Looking further ahead, Fannie Mae, Freddie Mac and the Mortgage Bankers Association (MBA) each has a team of economists dedicated to monitoring and forecasting what will happen to the economy, the housing sector and mortgage rates.

And here are their current rates forecasts for the remaining quarters of 2021 (Q3/21 and Q4/21) and the first two quarters of 2022 (Q1/22 and Q2/22).

The numbers in the table below are for 30-year, fixed-rate mortgages. Fannie’s were updated on July 19, Freddie’s on July 15 and the MBA’s on June 18.

Forecaster
Q3/21
Q4/21
Q1/22
Q2/22
Fannie Mae
3.0%
3.1%
3.2%
3.2%
Freddie Mac
3.3%
3.4%
3.5%
3.6%
MBA
3.2%
3.5%
3.7%
3.9%

However, given so many unknowables, the current crop of forecasts might be even more speculative than usual.

Find your lowest rate today

Some lenders have been spooked by the pandemic. And they’re restricting their offerings to just the most vanilla-flavored mortgages and refinances.

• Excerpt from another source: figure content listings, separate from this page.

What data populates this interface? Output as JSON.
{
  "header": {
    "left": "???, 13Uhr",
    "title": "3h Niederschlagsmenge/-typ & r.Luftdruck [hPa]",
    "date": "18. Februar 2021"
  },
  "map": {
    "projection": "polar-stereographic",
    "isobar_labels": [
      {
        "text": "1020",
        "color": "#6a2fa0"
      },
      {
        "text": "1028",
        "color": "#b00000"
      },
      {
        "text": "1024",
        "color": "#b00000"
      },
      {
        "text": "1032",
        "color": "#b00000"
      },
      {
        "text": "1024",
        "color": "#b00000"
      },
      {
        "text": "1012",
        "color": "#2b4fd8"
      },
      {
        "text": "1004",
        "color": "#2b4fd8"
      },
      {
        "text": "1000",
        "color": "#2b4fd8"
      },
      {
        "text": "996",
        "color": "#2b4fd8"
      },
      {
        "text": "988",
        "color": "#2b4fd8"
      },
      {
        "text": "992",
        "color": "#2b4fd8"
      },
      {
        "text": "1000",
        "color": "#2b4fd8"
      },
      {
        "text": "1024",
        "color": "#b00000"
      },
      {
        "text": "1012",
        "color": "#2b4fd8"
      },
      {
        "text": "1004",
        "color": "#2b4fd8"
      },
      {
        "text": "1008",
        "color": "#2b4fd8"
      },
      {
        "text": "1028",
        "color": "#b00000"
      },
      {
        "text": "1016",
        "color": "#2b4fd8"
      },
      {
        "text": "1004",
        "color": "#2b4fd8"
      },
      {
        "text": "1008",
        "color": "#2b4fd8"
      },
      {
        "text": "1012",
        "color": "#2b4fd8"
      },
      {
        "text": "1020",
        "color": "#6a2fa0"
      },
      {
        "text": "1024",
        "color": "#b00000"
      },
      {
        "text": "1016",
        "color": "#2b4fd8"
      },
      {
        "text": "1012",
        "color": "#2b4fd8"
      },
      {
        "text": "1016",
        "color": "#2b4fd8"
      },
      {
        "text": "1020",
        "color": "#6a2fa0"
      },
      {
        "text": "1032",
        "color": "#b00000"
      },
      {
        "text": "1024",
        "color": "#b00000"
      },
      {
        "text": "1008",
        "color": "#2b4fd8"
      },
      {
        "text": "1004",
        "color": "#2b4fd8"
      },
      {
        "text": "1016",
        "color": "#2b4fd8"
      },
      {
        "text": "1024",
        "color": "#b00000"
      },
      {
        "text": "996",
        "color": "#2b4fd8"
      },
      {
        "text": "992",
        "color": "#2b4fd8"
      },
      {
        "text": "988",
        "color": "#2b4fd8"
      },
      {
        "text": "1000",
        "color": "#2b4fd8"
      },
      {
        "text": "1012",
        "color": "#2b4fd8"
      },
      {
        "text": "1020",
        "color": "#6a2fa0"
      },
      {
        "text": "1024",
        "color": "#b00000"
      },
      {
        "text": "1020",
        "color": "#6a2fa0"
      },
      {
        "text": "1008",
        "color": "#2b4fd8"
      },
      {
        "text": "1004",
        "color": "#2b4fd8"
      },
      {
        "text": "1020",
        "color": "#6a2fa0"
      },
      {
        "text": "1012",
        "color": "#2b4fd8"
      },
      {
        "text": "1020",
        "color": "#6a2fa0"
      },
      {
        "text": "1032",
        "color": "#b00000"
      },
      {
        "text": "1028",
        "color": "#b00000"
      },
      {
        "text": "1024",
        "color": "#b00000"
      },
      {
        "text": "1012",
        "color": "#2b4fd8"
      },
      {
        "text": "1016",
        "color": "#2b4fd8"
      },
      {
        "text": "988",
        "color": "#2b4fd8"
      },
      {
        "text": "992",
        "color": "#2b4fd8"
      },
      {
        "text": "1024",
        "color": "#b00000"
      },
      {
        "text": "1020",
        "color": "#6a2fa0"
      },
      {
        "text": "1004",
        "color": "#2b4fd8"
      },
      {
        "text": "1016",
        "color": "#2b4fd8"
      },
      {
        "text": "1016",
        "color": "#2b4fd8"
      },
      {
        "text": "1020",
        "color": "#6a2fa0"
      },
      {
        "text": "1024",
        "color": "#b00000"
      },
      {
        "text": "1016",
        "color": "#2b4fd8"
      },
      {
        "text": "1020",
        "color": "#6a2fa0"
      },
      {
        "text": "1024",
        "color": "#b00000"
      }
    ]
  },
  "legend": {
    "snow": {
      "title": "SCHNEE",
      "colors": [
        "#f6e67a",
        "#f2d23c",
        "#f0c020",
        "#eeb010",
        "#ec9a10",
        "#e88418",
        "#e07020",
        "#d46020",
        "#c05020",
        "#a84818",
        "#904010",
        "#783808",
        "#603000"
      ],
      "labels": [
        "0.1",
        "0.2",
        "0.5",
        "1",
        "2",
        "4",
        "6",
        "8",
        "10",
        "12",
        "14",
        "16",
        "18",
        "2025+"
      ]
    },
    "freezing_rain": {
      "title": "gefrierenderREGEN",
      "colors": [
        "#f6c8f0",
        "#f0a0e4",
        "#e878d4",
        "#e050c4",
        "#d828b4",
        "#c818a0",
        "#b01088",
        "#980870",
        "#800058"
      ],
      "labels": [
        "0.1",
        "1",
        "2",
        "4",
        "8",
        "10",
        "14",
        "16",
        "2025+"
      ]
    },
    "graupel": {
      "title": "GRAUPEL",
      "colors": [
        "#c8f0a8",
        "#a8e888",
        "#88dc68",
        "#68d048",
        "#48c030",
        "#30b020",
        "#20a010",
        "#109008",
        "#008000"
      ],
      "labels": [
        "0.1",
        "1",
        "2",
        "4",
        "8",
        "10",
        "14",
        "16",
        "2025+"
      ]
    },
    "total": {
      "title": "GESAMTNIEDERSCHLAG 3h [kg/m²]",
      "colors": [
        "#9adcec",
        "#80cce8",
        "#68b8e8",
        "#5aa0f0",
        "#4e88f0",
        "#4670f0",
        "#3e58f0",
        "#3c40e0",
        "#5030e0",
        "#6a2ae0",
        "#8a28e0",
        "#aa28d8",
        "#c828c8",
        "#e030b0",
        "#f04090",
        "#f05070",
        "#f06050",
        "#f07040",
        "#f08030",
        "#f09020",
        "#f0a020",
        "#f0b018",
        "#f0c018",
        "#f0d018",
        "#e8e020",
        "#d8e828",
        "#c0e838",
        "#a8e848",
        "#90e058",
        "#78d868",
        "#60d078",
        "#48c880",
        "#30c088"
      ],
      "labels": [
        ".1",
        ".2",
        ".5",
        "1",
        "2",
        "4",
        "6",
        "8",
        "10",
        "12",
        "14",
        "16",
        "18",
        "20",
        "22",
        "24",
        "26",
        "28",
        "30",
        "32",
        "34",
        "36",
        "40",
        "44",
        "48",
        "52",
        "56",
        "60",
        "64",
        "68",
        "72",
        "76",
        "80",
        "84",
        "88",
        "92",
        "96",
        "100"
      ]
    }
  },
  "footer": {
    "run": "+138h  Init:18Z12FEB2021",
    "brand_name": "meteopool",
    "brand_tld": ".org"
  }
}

But others remain brave. And you can still probably find the cash-out refinance, investment mortgage or jumbo loan you want. You just have to shop around more widely.

But, of course, you should be comparison shopping widely, no matter what sort of mortgage you want. As federal regulator the Consumer Financial Protection Bureau says:

Shopping around for your mortgage has the potential to lead to real savings. It may not sound like much, but saving even a quarter of a point in interest on your mortgage saves you thousands of dollars over the life of your loan.

Verify your new rate (Jul 20th, 2021)

Mortgage rate methodology

The Mortgage Reports receives rates based on selected criteria from multiple lending partners each day. We arrive at an average rate and APR for each loan type to display in our chart. Because we average an array of rates, it gives you a better idea of what you might find in the marketplace. Furthermore, we average rates for the same loan types. For example, FHA fixed with FHA fixed. The end result is a good snapshot of daily rates and how they change over time.